Here are the sample 3 x 5 cards for these roles:
About the same time that the two firefighters with the ground ladder start to raise it, the officer swings the roof ladder into position next to the ground ladder as the firefighters who raised the ground ladder start to ascend it. One climbs to the eave line; one is slightly below. They both latch onto the roof ladder and start to push it upward. Once the roof ladder is in place and the ground ladder is tied off, the members head to the roof. The officer is the third person up and stages around the eave line to supervise, report conditions and assist as needed.

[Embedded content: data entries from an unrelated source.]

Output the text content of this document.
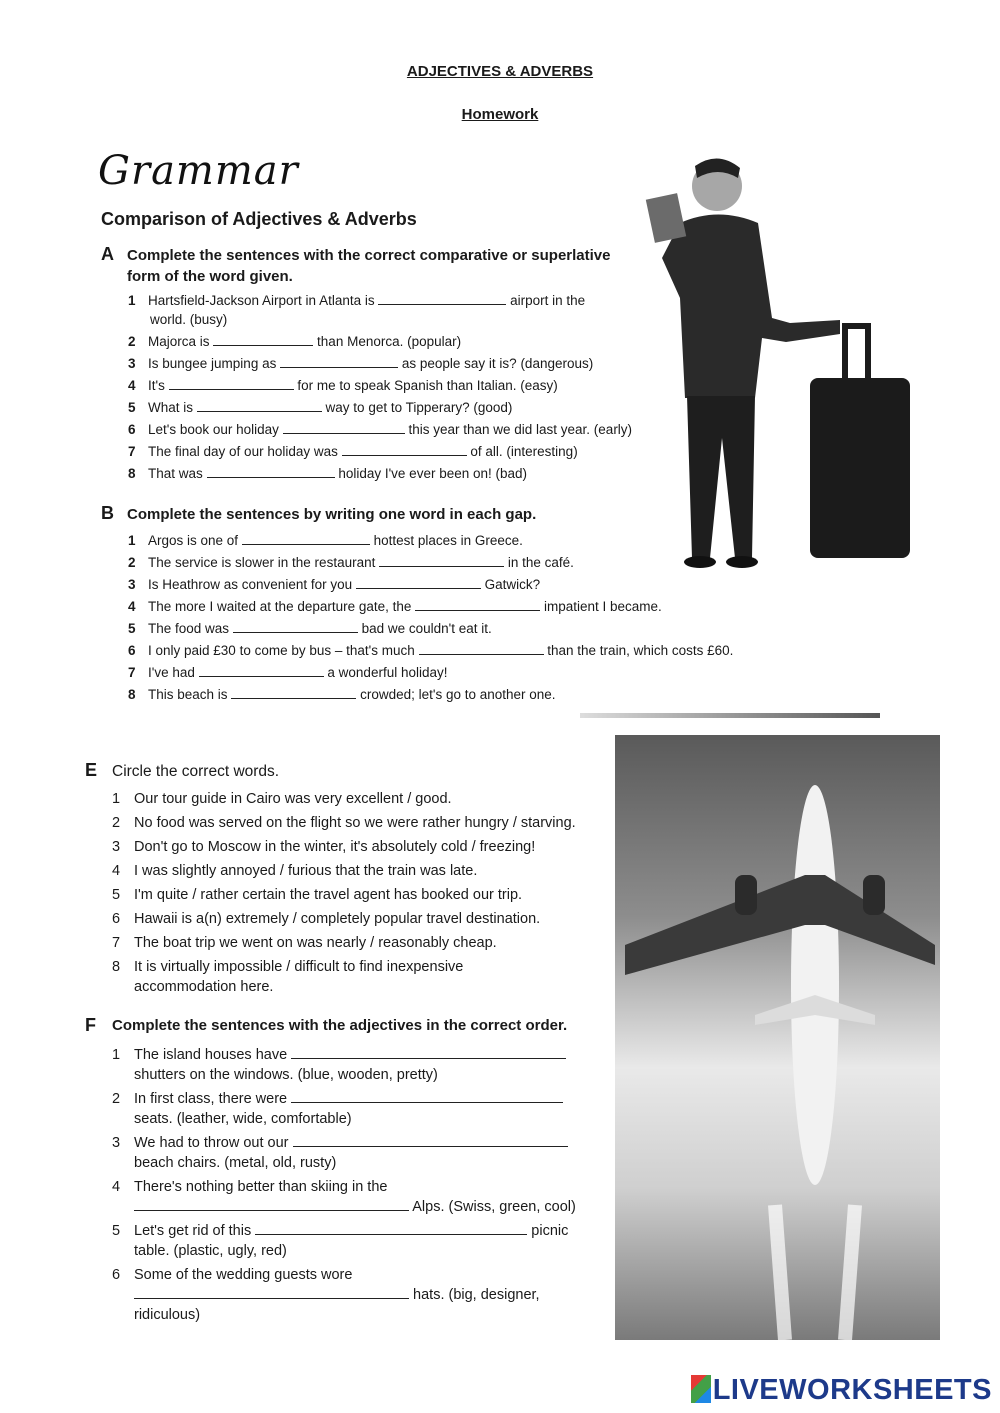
ADJECTIVES & ADVERBS
Homework
Grammar
Comparison of Adjectives & Adverbs
A Complete the sentences with the correct comparative or superlative
form of the word given.
1 Hartsfield-Jackson Airport in Atlanta is	airport in the
world. (busy)
2 Majorca is	than Menorca. (popular)
3 Is bungee jumping as	as people say it is? (dangerous)
4 It's	for me to speak Spanish than Italian. (easy)
5 What is	way to get to Tipperary? (good)
6 Let's book our holiday	this year than we did last year. (early)
7 The final day of our holiday was	of all. (interesting)
8 That was	holiday I've ever been on! (bad)
B Complete the sentences by writing one word in each gap.
1 Argos is one of	hottest places in Greece.
2 The service is slower in the restaurant	in the café.
3 Is Heathrow as convenient for you	Gatwick?
4 The more I waited at the departure gate, the	impatient I became.
5 The food was	bad we couldn't eat it.
6 I only paid £30 to come by bus – that's much	than the train, which costs £60.
7 I've had	a wonderful holiday!
8 This beach is	crowded; let's go to another one.
E Circle the correct words.
1 Our tour guide in Cairo was very excellent / good.
2 No food was served on the flight so we were rather hungry / starving.
3 Don't go to Moscow in the winter, it's absolutely cold / freezing!
4 I was slightly annoyed / furious that the train was late.
5 I'm quite / rather certain the travel agent has booked our trip.
6 Hawaii is a(n) extremely / completely popular travel destination.
7 The boat trip we went on was nearly / reasonably cheap.
8 It is virtually impossible / difficult to find inexpensive
accommodation here.
F Complete the sentences with the adjectives in the correct order.
1 The island houses have
shutters on the windows. (blue, wooden, pretty)
2 In first class, there were
seats. (leather, wide, comfortable)
3 We had to throw out our
beach chairs. (metal, old, rusty)
4 There's nothing better than skiing in the
Alps. (Swiss, green, cool)
5 Let's get rid of this	picnic
table. (plastic, ugly, red)
6 Some of the wedding guests wore
hats. (big, designer,
ridiculous)
LIVEWORKSHEETS
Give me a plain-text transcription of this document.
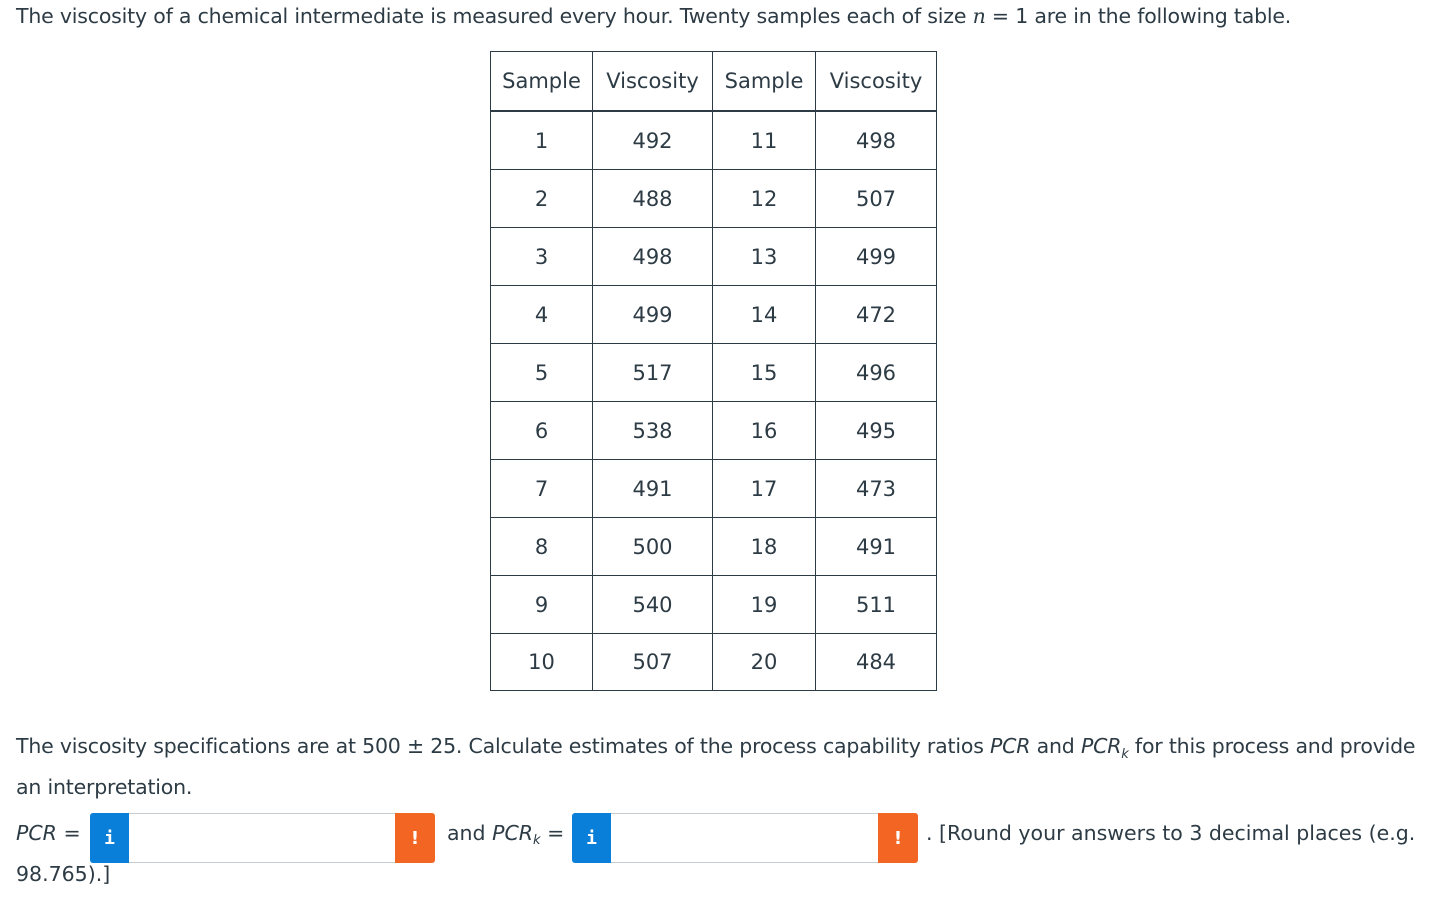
The viscosity of a chemical intermediate is measured every hour. Twenty samples each of size n = 1 are in the following table.
Sample	Viscosity	Sample	Viscosity
1	492	11	498
2	488	12	507
3	498	13	499
4	499	14	472
5	517	15	496
6	538	16	495
7	491	17	473
8	500	18	491
9	540	19	511
10	507	20	484
The viscosity specifications are at 500 ± 25. Calculate estimates of the process capability ratios PCR and $PCR_k$ for this process and provide an interpretation.
PCR =	i	!	and $PCR_k$ =	i	!	. [Round your answers to 3 decimal places (e.g.
98.765).]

The driver places the pike pole onto the ground ladder, using its hook to hold it in place on an upper rung of the ground ladder. The driver then starts the saw and passes it up to the officer, who passes it along the line until it gets to the firefighter at the peak. After making the required cuts, the saw can be passed down to the other firefighter on the roof ladder who can enlarge the opening as needed.
Opening the roof is not supposed to be a long affair. You and your crew are perched on top of a structure that’s burning and, as such, you should want to operate in the most timely and efficient manner possible. So get out and observe your roof operation, conduct your own time-and-motion study, and practice it until it appears as organized and efficient as raw materials traveling down a production line.
This evolution, of course, is just one example of how you can use 3 x 5 cards to help your crew stay focused on their duties. Going through the motions of any evolution will likely help your crew see where they can speed up, what efforts are duplicated and how they can become a well-oiled machine.
- Roof ladder
- Size-up roof and select area to be opened.
- Start horizontal venting using the roof ladder as needed.
- When the ground ladder is in place, hand the roof ladder to members on the ground ladder.
- Climb to the gutter level, and supervise and assist the venting process.
- Use a Halligan for prying as needed.
- Be prepared to relieve or join members on the roof.
- Pick axe
- Ground ladder
- Select the appropriate ground ladder and act as the butt person.
- Pair up with the person behind the officer to bring the selected ground ladder to the designated location.
- Foot the butt of the ground ladder as it’s being raised.
- Climb the ground ladder and receive the roof ladder.
- Get the roof ladder in position and tie off the roof ladder.
- Sound the roof, proceed to the peak and start to open the roof.
- When a chainsaw is handed up, continue ventilation using the saw.
- When the upper portion of the roof has been opened, hand the saw to the firefighter on the ladder below, and use the hook to push any ceiling inside.
- Splitting maul
- Ground ladder
- Bring a splitting maul and, with the “Behind Driver,” bring the appropriate ground ladder to the area designated by the officer.
- Move the tip of the ladder into position at the fire building.
- Follow the “Behind Driver” up the ladder. Assist in pushing the roof ladder into position and follow the first firefighter onto the roof.
- Hand equipment and tools to the firefighter at the peak as needed.
- Assist in ventilation as needed.
- Chopping or smashing tool
- Pike pole or other long pushing and pulling tool
- Exit the rig, and place a chopping or smashing tool in your SCBA strap.
- Grab a chainsaw and a pike pole (or other long pushing/pulling tool).
- Position yourself at the base of the ground ladder.
- Foot or secure the ladder as needed.
- Place your pike pole on the ground ladder’s rungs with the hook hung over a rung as high up as possible.
- Start the chainsaw and then pass it up.
- Be prepared to run for tools and equipment and to relieve those on the roof (as long as the ladder is properly secured per NFPA guidelines).